Troubleshooting issues with nodefirmware and firmware updates
Known issues:
-
Updating the XCC backup firmware on Lenovo servers with nodefirmware may appear to succeed but updates the primary bank instead, when using the default *.zip file such as lnvgy_fw_xcc_qgx306n-1.00_anyos_comp.zip.
This can be worked around by extracting the *.zip file and using the *.uxz payload file directly with nodefirmware:
# unzip lnvgy_fw_xcc_qgx306n-1.00_anyos_comp.zip # ls -1 *index.json lnvgy_fw_xcc_qgx306n-1.00_anyos_comp.chg
lnvgy_fw_xcc_qgx306n-1.00_anyos_comp.html
lnvgy_fw_xcc_qgx306n-1.00_anyos_comp_index.json
lnvgy_fw_xcc_qgx306n-1.00_anyos_comp_inventory.json
lnvgy_fw_xcc_qgx306n-1.00_anyos_comp_signature.json
lnvgy_fw_xcc_qgx306n-1.00_anyos_comp.txt\payloads:
lnvgy_fw_xcc_qgx306n-1.00_anyos_comp.uxzThe *.uxz file under the payloads directory may then be used to update the XCC backup firmware in the usual fashion:
# nodefirmware <nodename> update payloads/lnvgy_fw_xcc_qgx306n-1.00_anyos_comp.uxz --backup -
In some cases updating the XCC primary firmware with nodefirmware on Lenovo servers may fail with an error, such as below, when using the default *.zip file such as lnvgy_fw_xcc_qgx306n-1.00_anyos_comp.zip:
Nodes had errors updating (<nodename>)! <nodename>: (‘[{“@odata.type”: “#Message.v1_1_2.Message”, “MessageId”: “Update.1.0.VerificationFailed”, “MessageSeverity”: “Critical”, “Message”: “Verification of image 'upload_file' at 'Unknown' failed.”, “Resolution”: “None.”, “MessageArgs”: [“upload_file”, “Unknown”]}]’,)
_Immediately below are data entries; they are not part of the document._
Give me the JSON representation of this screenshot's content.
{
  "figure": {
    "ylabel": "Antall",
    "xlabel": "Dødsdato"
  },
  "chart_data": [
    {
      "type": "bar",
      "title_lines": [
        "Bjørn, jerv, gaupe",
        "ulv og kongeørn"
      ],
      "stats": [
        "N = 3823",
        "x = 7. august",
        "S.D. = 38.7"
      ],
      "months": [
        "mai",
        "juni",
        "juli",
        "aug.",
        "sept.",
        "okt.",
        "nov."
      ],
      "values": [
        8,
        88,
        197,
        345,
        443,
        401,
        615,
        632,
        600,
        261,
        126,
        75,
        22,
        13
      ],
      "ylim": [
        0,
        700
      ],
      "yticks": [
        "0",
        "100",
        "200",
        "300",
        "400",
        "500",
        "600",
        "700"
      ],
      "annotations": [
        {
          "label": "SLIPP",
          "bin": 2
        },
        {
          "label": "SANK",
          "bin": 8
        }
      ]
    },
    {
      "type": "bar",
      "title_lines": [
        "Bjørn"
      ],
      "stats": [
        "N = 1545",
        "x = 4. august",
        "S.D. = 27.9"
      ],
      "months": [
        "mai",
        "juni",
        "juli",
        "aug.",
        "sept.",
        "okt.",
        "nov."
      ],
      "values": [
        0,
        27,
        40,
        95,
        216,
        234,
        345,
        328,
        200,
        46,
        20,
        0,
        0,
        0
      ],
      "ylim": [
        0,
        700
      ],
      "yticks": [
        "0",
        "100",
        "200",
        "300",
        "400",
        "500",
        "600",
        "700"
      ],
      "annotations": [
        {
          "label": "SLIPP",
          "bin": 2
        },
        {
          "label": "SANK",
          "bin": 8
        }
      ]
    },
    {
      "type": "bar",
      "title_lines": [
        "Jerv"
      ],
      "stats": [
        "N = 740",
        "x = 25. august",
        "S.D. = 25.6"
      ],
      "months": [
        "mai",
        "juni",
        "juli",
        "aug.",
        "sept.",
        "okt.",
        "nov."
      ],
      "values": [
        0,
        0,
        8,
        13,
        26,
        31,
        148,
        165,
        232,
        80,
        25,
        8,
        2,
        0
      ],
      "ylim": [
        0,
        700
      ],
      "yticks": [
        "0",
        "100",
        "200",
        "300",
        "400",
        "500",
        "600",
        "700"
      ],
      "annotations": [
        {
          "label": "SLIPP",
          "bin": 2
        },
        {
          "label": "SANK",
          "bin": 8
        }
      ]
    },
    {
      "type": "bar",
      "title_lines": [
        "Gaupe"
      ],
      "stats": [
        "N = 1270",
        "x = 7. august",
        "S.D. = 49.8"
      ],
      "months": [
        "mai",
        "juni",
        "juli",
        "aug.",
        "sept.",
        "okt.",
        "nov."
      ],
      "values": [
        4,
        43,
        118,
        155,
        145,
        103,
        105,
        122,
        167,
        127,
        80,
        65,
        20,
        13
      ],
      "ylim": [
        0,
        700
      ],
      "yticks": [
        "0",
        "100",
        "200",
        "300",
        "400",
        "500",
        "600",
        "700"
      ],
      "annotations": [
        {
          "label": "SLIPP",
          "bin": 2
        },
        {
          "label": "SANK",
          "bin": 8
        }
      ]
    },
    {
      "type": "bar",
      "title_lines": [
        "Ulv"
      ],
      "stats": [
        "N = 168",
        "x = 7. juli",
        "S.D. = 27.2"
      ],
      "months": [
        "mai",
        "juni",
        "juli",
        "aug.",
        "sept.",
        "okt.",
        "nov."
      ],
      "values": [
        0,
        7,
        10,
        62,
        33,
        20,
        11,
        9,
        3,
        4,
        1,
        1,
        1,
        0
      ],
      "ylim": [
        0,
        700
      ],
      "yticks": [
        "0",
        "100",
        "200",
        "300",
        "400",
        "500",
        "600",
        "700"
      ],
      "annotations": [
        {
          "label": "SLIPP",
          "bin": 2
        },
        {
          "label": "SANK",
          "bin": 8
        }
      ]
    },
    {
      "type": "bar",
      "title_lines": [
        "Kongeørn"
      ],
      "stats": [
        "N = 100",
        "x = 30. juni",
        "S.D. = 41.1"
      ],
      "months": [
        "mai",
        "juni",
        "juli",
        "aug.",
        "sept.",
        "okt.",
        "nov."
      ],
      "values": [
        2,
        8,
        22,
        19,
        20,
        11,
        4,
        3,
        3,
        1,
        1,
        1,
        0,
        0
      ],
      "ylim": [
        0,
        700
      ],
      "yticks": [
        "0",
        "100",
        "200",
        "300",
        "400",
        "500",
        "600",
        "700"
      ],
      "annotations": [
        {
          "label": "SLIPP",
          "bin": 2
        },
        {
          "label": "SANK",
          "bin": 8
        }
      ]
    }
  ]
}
As in item 1. above, the problem can be worked around by extracting the *.uxz payload file from the *.zip package and using it directly:
#nodefirmware <nodename> update payloads/lnvgy_fw_xcc_qgx306n-1.00_anyos_comp.uxz - After updating XCC or UEFI firmware, the “Pending” status may not show if the system is managed via Redfish. The update is in fact pending, but the status does not show. To get the status to show, change the management method to IPMI:
# nodeattrib <nodename> hardwaremanagement.method=ipmi -
nodefirmware may report an error on BMU type update when there is no actual error. To confirm if the error is actually valid or there is no error. Monitor the update (the boot to BMU and boot back to previous state after firmware update is complete) and check the firmware level after the update. If the firmware is updated then ignore the nodefirmware error message.
-
When doing a nodefirmware update on a BMU type update, nodefirmware will return a pending status. This is actually the wrong state of the update as the update would be done and the firmware already applied. Reading the firmware should confirm that the update is already applied.
-
When doing a nodefirmware update of LXUM firmware, nodefirmware will return a pending status. This is actually the wrong state of the update as the update would be done and the firmware already applied. Reading the firmware should confirm that the update is already applied.
- When performing out-of-band firmware updates through the XCC, particularly through the XCC web interface, sometimes the XCC will report in the browser view special actions to be taken after the firmware update. The confluent nodefirmware command does not report these special actions. To make sure the right post-firmware update actions are taken after the firmware update with nodefirmware, do a trial update (this only has to be done once per firmware package) on a system through the XCC web browser to get this information. The confluent nodefirmware command can then be used at scale for the rest of the systems and the recommended action from the trial XCC web interface run can be done at scale with other confluent commands (e.g., nodeshell reboot, or nodeshell poweroff, etc.).